We’d squeeze all our entire family of four, then five, into a single First Class sleeping cabin equipped with two bunk beds, a fold down toilet, wash basin and a shower. Kids slept snuggled into a parent on each bunk, though when my younger brother was born I found myself banished to the portable cot set up on the tiny floor space of the cabin.
Sleep was not my objective on these trips and, despite my young age, I would try to spend the entire journey awake and staring out of the window. I still do so today, though usually not by choice.
My parents would shut the grey Venetian blinds for privacy, but I’d squeeze them open a crack and look out. For most of the journey the scenery outside will be mostly of dark silhouettes against a night sky, but now and then we’d go past the green or red glow of a signal or come to the lights of a town. I imagined them alive at night with nightowls like me.
And always in the background the clack-clack clack-clack of bogies over the unwelded tracks and the almost white-noise hum of the locomotive and air-conditioning. I still prefer to sleep with the fan on at night, remembering the sounds of the train.
Early the next morning the conductor would open the curtain separating us from the corridor and hand us our tray of breakfast. Two slices of toast with small packs of marmalade, butter and Vegemite with an orange juice to drink and no doubt coffee as well.
Outside would be the Adelaide Hills, with their distinctive bush shades of khaki and brown in the morning sun.
There was no entertainment on the train except that which we brought with us. I once carried a little green suitcase adorned with stickers (it sits in my storeroom now) containing a first birthday gift from my other grandparents, a basic Marklin train set consisting of an oval of track, a tank engine and a couple of green tinplate carriages. Plugging the controller into the electric shaver socket in the cabin, I setup my layout and ran a train within a train.
Our journey came to an end at grand old Adelaide Station, where we would be met by our grandparents and taken back home to the play in their sun room with its rocking chair or to be pushed in a wheelbarrow around the huge willow tree in the back garden. And then when Christmas was over it would be time for the return journey back home.
Perhaps I only travelled on The Overland two or three times as I kid, but I remember taking my Mum to Spencer Street for a solo journey to Adelaide. I had changed my mind as we drove in and decided that I wanted to go to. I had my Star Wars figurine, that was all I needed, and I’m pretty sure I bawled my eyes out when I was told it was too late, I couldn’t go.

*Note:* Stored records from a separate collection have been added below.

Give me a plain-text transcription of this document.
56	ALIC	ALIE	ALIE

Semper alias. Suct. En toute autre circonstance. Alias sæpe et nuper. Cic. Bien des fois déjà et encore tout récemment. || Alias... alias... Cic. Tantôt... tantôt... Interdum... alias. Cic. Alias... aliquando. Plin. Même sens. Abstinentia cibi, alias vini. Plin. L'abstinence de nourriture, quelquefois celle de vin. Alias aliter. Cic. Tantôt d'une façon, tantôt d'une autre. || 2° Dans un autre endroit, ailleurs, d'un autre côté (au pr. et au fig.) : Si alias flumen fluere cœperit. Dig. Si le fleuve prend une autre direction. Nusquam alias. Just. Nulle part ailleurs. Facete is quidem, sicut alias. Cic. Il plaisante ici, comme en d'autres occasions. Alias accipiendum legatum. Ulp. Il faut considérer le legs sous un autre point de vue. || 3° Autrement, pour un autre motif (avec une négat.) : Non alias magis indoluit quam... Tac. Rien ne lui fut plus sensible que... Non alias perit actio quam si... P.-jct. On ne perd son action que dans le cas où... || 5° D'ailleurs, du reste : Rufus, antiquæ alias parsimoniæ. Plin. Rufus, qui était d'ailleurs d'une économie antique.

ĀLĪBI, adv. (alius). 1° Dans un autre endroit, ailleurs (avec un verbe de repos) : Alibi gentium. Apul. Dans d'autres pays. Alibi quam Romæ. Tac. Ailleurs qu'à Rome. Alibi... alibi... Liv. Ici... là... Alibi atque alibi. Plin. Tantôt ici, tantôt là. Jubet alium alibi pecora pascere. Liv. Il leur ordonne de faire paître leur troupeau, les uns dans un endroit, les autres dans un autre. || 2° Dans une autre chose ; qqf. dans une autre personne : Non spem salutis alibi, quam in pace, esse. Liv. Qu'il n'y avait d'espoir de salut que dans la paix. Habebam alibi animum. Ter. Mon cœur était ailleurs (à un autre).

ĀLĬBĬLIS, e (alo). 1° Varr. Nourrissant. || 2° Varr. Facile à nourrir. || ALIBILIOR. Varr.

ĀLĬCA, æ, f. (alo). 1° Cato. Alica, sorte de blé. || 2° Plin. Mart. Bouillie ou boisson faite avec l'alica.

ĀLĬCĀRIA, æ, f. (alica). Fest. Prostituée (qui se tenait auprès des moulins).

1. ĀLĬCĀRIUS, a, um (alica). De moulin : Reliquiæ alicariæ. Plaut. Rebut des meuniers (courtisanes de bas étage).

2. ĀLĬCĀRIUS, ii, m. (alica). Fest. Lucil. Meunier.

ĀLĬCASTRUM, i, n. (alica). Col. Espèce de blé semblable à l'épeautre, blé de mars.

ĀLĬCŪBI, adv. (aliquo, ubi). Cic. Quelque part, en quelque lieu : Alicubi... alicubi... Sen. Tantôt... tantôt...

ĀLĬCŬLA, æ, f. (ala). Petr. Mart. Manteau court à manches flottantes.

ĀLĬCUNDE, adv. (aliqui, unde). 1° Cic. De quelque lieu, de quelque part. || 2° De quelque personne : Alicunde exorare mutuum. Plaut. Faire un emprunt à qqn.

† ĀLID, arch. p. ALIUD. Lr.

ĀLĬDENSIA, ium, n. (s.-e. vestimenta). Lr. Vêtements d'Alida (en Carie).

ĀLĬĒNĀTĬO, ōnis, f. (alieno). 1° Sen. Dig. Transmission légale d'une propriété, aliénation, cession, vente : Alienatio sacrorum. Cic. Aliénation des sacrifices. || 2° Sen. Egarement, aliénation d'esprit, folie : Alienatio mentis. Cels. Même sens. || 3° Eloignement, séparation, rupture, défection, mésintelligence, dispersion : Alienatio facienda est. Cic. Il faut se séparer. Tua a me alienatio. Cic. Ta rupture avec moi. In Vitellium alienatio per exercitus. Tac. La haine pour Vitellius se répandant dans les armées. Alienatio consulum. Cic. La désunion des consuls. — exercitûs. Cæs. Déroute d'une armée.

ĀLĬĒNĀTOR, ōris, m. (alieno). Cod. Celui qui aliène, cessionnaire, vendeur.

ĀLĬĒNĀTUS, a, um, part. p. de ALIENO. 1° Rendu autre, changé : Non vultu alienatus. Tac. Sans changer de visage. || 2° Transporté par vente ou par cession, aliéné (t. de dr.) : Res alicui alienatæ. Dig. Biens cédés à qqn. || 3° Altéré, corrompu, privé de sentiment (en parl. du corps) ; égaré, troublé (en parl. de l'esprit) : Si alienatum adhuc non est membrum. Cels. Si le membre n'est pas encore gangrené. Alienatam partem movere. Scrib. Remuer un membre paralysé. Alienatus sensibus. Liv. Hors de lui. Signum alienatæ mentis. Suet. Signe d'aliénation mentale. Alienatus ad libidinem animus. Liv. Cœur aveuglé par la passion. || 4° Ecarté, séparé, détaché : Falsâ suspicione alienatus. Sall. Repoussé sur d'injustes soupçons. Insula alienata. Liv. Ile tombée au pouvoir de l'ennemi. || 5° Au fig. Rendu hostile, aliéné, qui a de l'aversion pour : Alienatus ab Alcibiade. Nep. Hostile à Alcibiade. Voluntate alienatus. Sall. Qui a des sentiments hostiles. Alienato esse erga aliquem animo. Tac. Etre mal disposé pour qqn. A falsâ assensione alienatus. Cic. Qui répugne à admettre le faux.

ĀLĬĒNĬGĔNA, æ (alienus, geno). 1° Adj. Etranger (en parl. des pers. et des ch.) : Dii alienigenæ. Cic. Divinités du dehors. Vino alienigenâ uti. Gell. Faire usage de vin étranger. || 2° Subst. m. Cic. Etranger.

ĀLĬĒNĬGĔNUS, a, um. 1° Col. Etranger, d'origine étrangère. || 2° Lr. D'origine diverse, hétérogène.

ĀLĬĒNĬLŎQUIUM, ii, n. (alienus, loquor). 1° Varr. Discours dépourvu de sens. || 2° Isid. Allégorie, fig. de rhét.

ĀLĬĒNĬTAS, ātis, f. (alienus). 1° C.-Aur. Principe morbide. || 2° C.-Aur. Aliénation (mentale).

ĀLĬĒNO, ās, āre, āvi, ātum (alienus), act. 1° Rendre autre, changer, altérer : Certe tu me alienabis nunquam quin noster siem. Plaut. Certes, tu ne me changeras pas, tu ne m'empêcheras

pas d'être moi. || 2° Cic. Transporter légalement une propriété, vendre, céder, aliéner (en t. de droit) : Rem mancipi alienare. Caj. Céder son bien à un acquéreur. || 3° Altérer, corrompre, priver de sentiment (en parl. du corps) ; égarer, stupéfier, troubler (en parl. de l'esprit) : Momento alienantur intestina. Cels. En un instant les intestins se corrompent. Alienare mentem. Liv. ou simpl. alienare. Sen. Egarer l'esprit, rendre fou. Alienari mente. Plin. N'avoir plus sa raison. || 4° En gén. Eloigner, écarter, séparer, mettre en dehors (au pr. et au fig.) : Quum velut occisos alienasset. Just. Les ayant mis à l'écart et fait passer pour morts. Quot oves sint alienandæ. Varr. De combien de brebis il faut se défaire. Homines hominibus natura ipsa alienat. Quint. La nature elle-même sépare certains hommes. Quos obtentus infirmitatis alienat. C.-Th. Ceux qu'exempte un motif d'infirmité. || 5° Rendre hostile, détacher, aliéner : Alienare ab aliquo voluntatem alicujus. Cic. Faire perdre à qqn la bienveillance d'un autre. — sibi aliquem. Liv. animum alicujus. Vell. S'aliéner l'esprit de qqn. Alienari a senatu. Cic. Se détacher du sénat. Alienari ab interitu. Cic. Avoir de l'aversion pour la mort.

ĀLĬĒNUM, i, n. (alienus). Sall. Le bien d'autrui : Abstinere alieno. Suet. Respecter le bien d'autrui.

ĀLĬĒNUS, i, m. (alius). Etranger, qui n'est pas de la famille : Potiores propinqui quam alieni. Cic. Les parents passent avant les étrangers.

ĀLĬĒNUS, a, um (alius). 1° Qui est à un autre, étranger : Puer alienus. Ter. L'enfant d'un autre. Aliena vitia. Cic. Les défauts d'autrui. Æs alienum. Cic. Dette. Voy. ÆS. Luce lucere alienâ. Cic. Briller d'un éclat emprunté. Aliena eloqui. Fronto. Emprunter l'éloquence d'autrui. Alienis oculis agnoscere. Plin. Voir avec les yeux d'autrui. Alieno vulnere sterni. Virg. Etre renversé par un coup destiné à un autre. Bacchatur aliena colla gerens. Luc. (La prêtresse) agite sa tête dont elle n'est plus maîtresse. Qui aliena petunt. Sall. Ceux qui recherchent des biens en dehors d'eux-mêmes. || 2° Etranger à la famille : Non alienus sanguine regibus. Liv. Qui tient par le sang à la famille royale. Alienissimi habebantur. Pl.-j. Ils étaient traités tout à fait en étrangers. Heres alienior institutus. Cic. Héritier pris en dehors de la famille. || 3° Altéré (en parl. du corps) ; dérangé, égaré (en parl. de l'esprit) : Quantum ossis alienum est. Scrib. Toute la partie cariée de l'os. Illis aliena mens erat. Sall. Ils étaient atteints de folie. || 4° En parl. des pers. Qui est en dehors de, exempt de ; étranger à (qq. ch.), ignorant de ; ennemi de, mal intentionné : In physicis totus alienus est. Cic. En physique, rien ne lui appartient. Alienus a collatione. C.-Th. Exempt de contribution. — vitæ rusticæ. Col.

We moved away from Melbourne in my ninth year and it was another decade before I caught The Overland again for one last time. I was then a university student in Canberra and I had to get to Adelaide for a family function. Unfortunately that journey was in a seated car, never pleasant for an overnight trip. This time the train was equipped with a television screen which you could tune into with a portable radio.
I caught the bus back to Canberra from Adelaide and that was terrible. If The Overland is shut that will be the only non-flying option for those who are without a car.
But that trip won’t be my final memory of this service should I never have the chance to ride it again. A little earlier in that year, with the help of a $60 student rail pass, I did a two week exploration of virtually every operating line in Victoria. One of my trips was aboard The Vinelander, an overnight service between Melbourne and Mildura. I paid extra for a single first-class sleeping cabin for that trip and the carriage turned out to be a repainted Overlander wagon. Although again I did not sleep I did spend the night reliving the memories of my childhood.
Even the breakfast the next morning was the same.
Today, while it still runs, The Overland is a twice weekly daylight service aimed at those who can afford to take the slow route or have no other choice. It connects not just two capital cities, but the towns and people between them. Places without airports and cheap flights but still with people that need to get somewhere.
You can’t know the land from 30,000 feet and travel should not only be about the destination. I hope some way can be found to keep The Overland operating and to allow anyone to ride her.